まだ習ったばかりの文字で父にそれを報告したところ、大喜びしてくれました。
父が私のために尽力してくれたのはとても嬉しいことですが、それ以上に父が喜ぶところを見るのが、とても嬉しいと思います。
その学園で出会った方の1人が父の旧主であるアルテレサ伯爵の令息、ロニー様でした。
ロニー様は私の存在も病気のことも知らなかったことを悔いておられ、以来、私によく声をかけてくださるようになりました。
「ロランスはそれは使えるの?」
ロニー様が私の腰を見ていいました。
そこには父からもらった小振りの剣が差してあります。
私は苦笑して首を振りました。
「じっせんではつかえません」
私の病気はファイアースターターという難病です。
50年前にムタウアキル先生が治療に成功するまで、誰も治せなかった病気でした。
今でも治療できるお医者様は限られていますから、ムタウアキル先生の弟子のファンニ先生に診察してもらえる私はとても運がよいと思います。

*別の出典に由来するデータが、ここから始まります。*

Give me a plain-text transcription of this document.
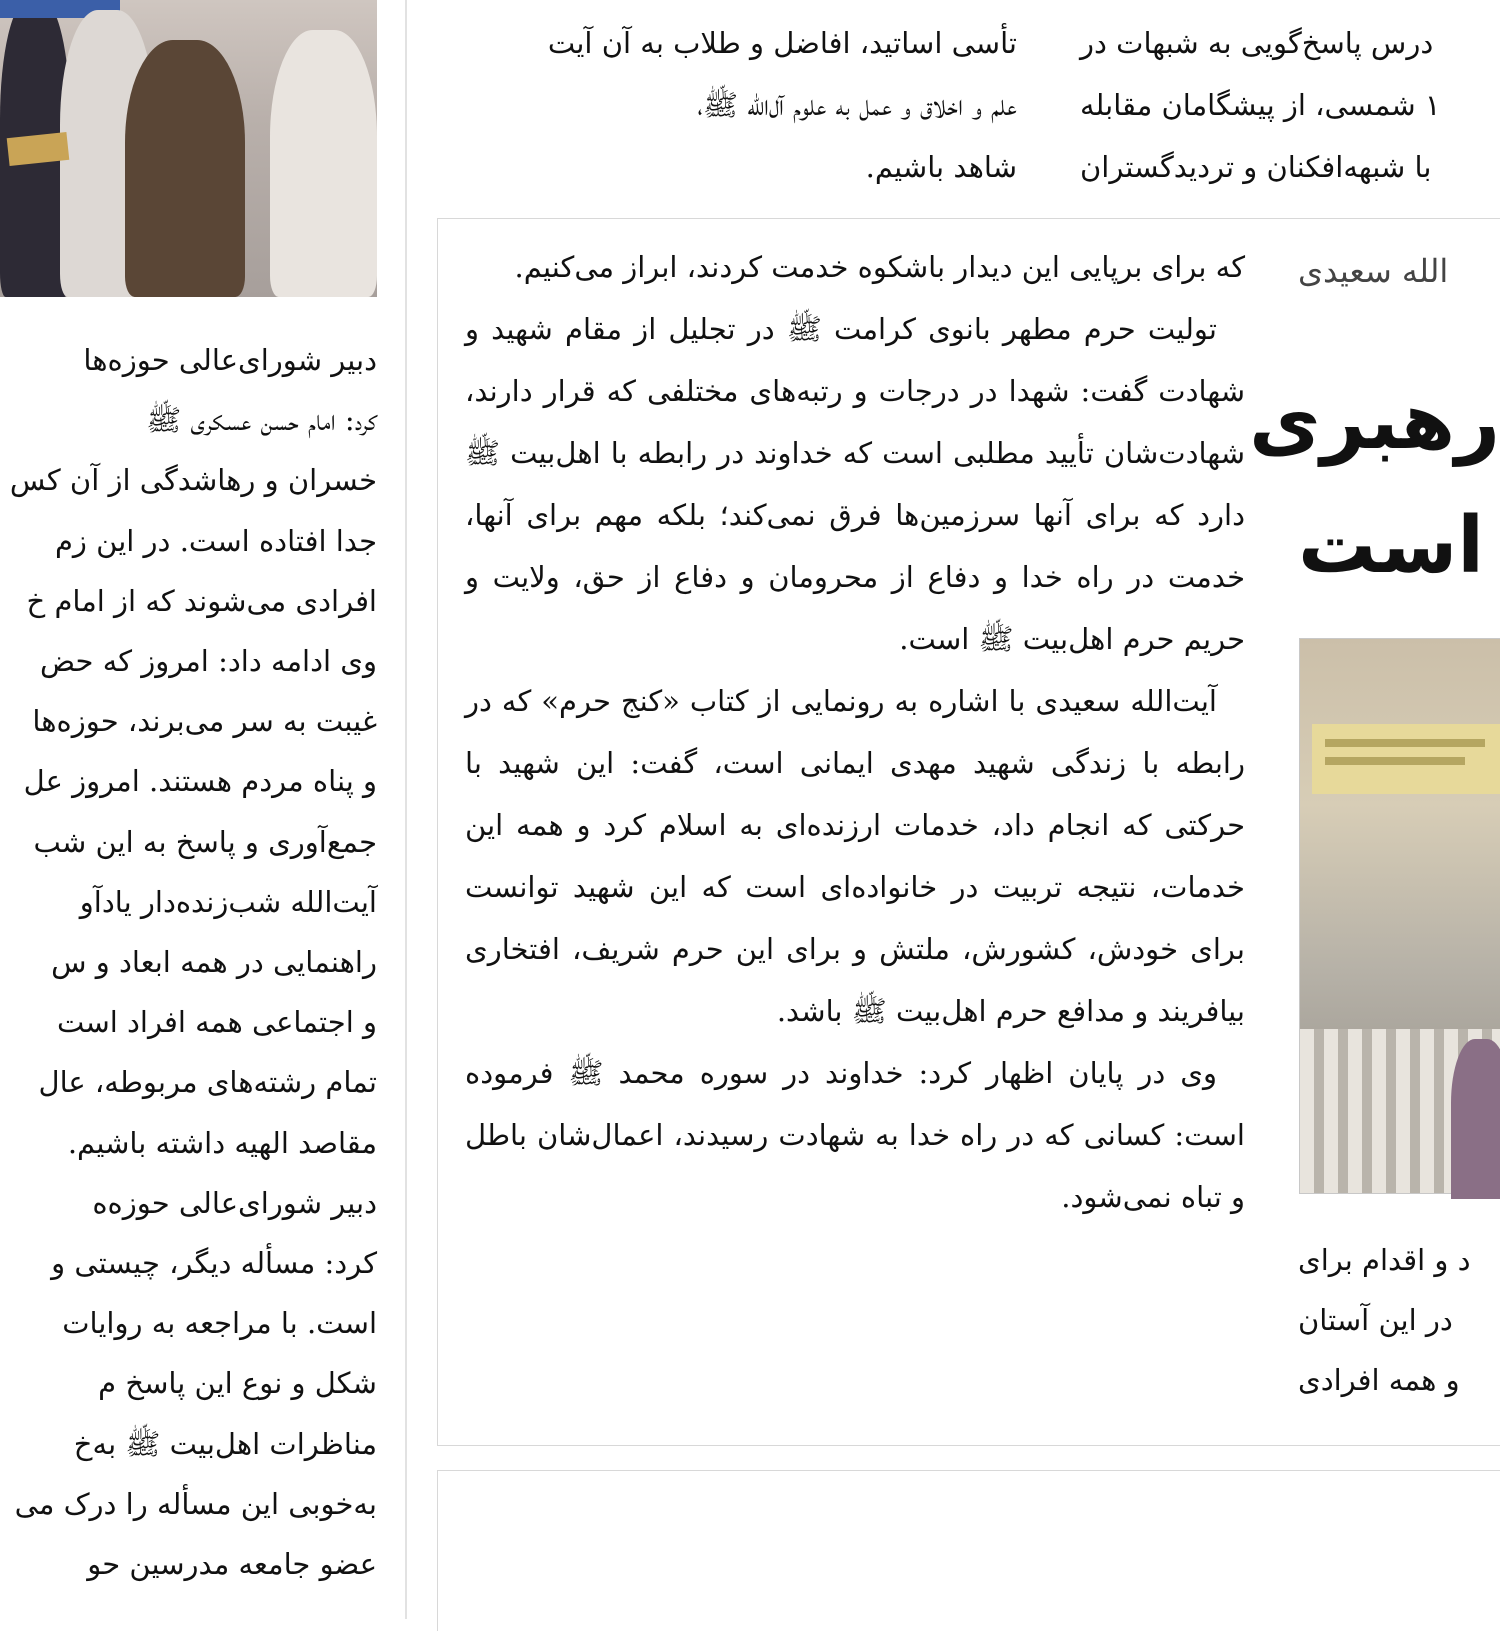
دبیر شورای‌عالی حوزه‌ها

کرد: امام حسن عسکری ﷺ

خسران و رهاشدگی از آن کس

جدا افتاده است. در این زم

افرادی می‌شوند که از امام خ

وی ادامه داد: امروز که حض

غیبت به سر می‌برند، حوزه‌ها

و پناه مردم هستند. امروز عل

جمع‌آوری و پاسخ به این شب

آیت‌الله شب‌زنده‌دار یادآو

راهنمایی در همه ابعاد و س

و اجتماعی همه افراد است

تمام رشته‌های مربوطه، عال

مقاصد الهیه داشته باشیم.

دبیر شورای‌عالی حوزه‌ه

کرد: مسأله دیگر، چیستی و

است. با مراجعه به روایات

شکل و نوع این پاسخ م

مناظرات اهل‌بیت ﷺ به‌خ

به‌خوبی این مسأله را درک می

عضو جامعه مدرسین حو

تأسی اساتید، افاضل و طلاب به آن آیت

علم و اخلاق و عمل به علوم آل‌الله ﷺ،

شاهد باشیم.

درس پاسخ‌گویی به شبهات در

۱ شمسی، از پیشگامان مقابله

با شبهه‌افکنان و تردیدگستران

که برای برپایی این دیدار باشکوه خدمت کردند، ابراز می‌کنیم.

تولیت حرم مطهر بانوی کرامت ﷺ در تجلیل از مقام شهید و شهادت گفت: شهدا در درجات و رتبه‌های مختلفی که قرار دارند، شهادت‌شان تأیید مطلبی است که خداوند در رابطه با اهل‌بیت ﷺ دارد که برای آنها سرزمین‌ها فرق نمی‌کند؛ بلکه مهم برای آنها، خدمت در راه خدا و دفاع از محرومان و دفاع از حق، ولایت و حریم حرم اهل‌بیت ﷺ است.

آیت‌الله سعیدی با اشاره به رونمایی از کتاب «کنج حرم» که در رابطه با زندگی شهید مهدی ایمانی است، گفت: این شهید با حرکتی که انجام داد، خدمات ارزنده‌ای به اسلام کرد و همه این خدمات، نتیجه تربیت در خانواده‌ای است که این شهید توانست برای خودش، کشورش، ملتش و برای این حرم شریف، افتخاری بیافریند و مدافع حرم اهل‌بیت ﷺ باشد.

وی در پایان اظهار کرد: خداوند در سوره محمد ﷺ فرموده است: کسانی که در راه خدا به شهادت رسیدند، اعمال‌شان باطل و تباه نمی‌شود.

الله سعیدی
رهبری
است

د و اقدام برای

در این آستان

و همه افرادی
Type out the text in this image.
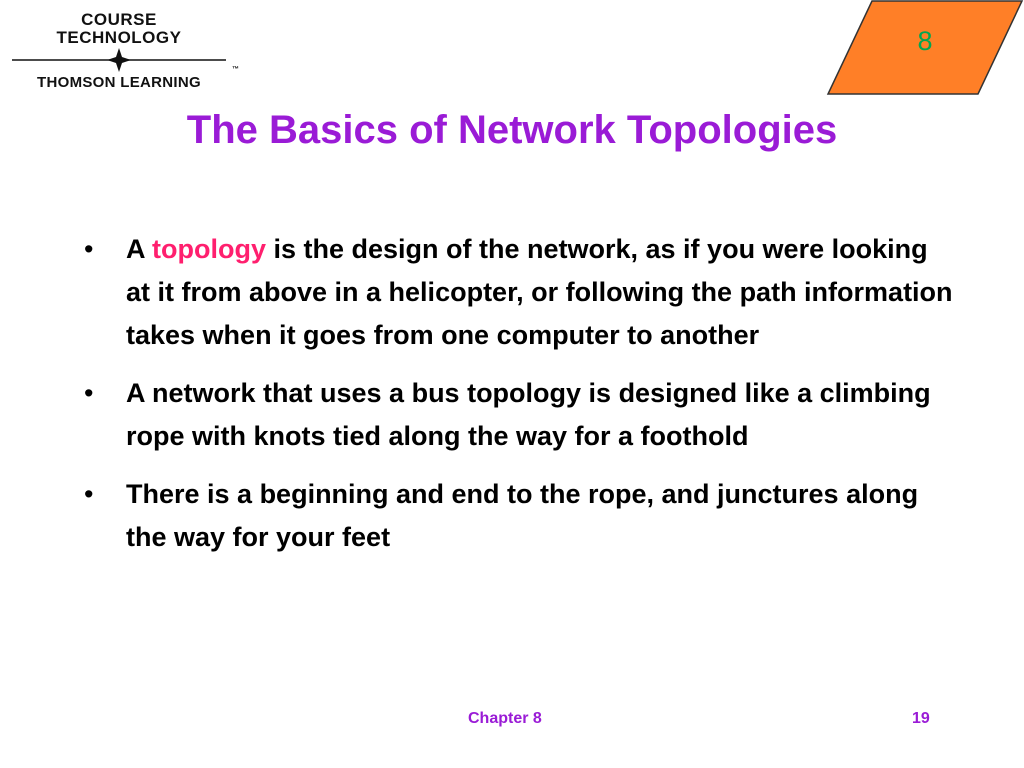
COURSE
TECHNOLOGY
™
THOMSON LEARNING
8
The Basics of Network Topologies
• A topology is the design of the network, as if you were looking at it from above in a helicopter, or following the path information takes when it goes from one computer to another
• A network that uses a bus topology is designed like a climbing rope with knots tied along the way for a foothold
• There is a beginning and end to the rope, and junctures along the way for your feet
Chapter 8	19
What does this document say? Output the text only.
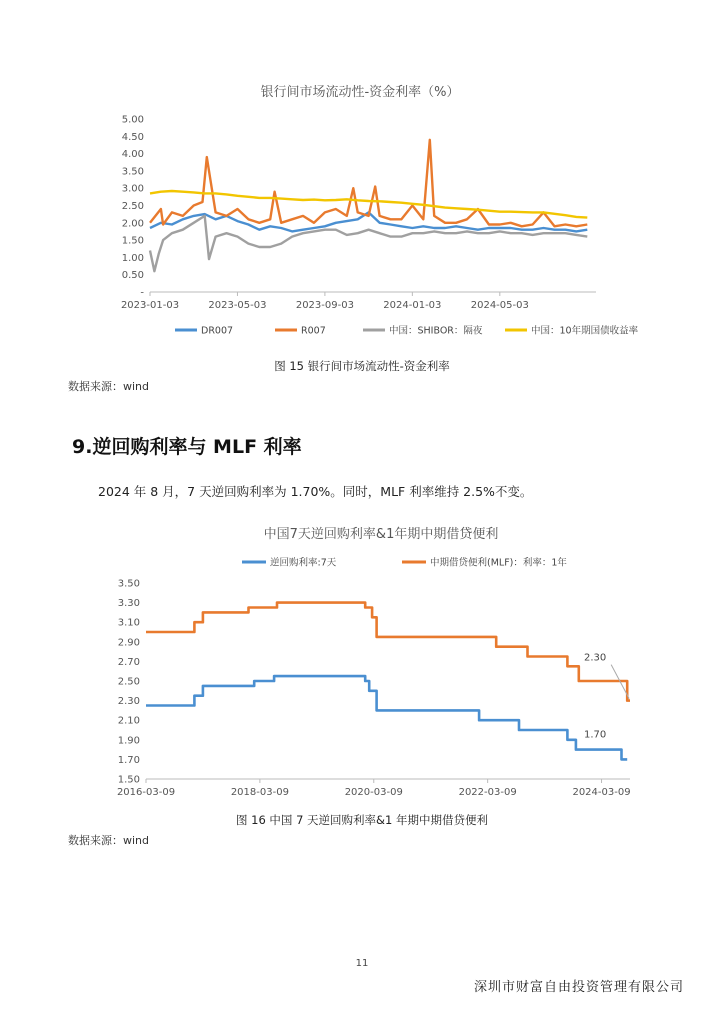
银行间市场流动性-资金利率（%）
5.00
4.50
4.00
3.50
3.00
2.50
2.00
1.50
1.00
0.50
-
2023-01-03	2023-05-03	2023-09-03	2024-01-03	2024-05-03
DR007	R007	中国：SHIBOR：隔夜	中国：10年期国债收益率
图 15 银行间市场流动性-资金利率
数据来源：wind
9.逆回购利率与 MLF 利率
2024 年 8 月，7 天逆回购利率为 1.70%。同时，MLF 利率维持 2.5%不变。
中国7天逆回购利率&1年期中期借贷便利
逆回购利率:7天	中期借贷便利(MLF)：利率：1年
3.50
3.30
3.10
2.90
2.70
2.50
2.30
2.10
1.90
1.70
1.50
2016-03-09	2018-03-09	2020-03-09	2022-03-09	2024-03-09
2.30
1.70
图 16 中国 7 天逆回购利率&1 年期中期借贷便利
数据来源：wind
11
深圳市财富自由投资管理有限公司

この病気は魔力が暴走することにより歯を打ち鳴らすことで口の中で着火してしまうという、文字通りのファイアースターター……火打ち石のようになってしまう病気です。
私は生まれてからずっとこの病気で、歯を打ち鳴らすことで口の中に大火傷を負ってしまうものですから発音が不自由なままでした。
同時に……
「ろにーさまのごえいのかたにはりかいしていただけるとおもいますが……」
ちらっと護衛の兵士に目を向けます。
「やはり、はをくいしばらずにぶきをあつかうのはむりがあります」
「あぁ、確かにそうですなぁ」
兵士は私の言葉に苦笑して頷きました。
人間、力を入れるときはどうしても奥歯を食いしばらなければなりません。でも歯を食いしばることで私は口の中に大火傷を負ってしまいます。
歯を食いしばらずに敵の剣を受け止める……そんなの無理です。
話に聞くベルナール・ペドレッティ様などであれば剣を合わせることなく敵を斬り伏せてしまうのでしょうが……いえ、それにしても斬るという行為だけで力は入ってしまうものでしょう。
「ですから、わたしはこどものころからちちにおそわった『かた』しかしりません。だれかとたちあったこともないのです」
カンデラ家は貴族ではありません。ただ、代々の武官の一族です。男女を問わず子供には剣を教えることになっています。
私は父に「型」をずっと教わってきました。
「型」だけです。このようなときはこのように動きなさい。このようなときはこのように動きなさい……そんな約束事の中での動きを正確に、精密に、教わってきました。
だから私は「こんなときに相手がこのように動くだろう」という想像はできますし「だったらこうしよう」ということも考えることができますが、「本当にそう動くのか」ということはわからないのです。
なにせ、試合をしたことすら一度もないのですから。
普通の剣の稽古であれば刃を潰した剣で打ち合うというのが一般的なのでしょうが、私は打ち合う……その瞬間に歯を食いしばることができません。
ですから私は子供のころから剣の稽古はしてきましたが、誰かと向き合ったことは一度もないのです。
「……なるほど」
ロニー様はにっこりと微笑まれました。
「でしたら、これからは試合形式で稽古することもできますね」
そうです……私はなんでもできるようになったんです……
私は嬉しくて、思わず顔を伏せてしまいました。
この話の舞台になっているのはイタリアによく似た地形の架空の地域です。
男性登場人物のほとんどにはモデルとなっている人物がおり、「そのモデルとなっている人物の所属している、または所属していたチーム」の本拠地が、その登場人物の勢力範囲となります。
モデルとなっているのはあくまで外見と地域だけであり、その人物の能力や適正、チームの規模や本拠地の規模などはまったく関係ないものとします。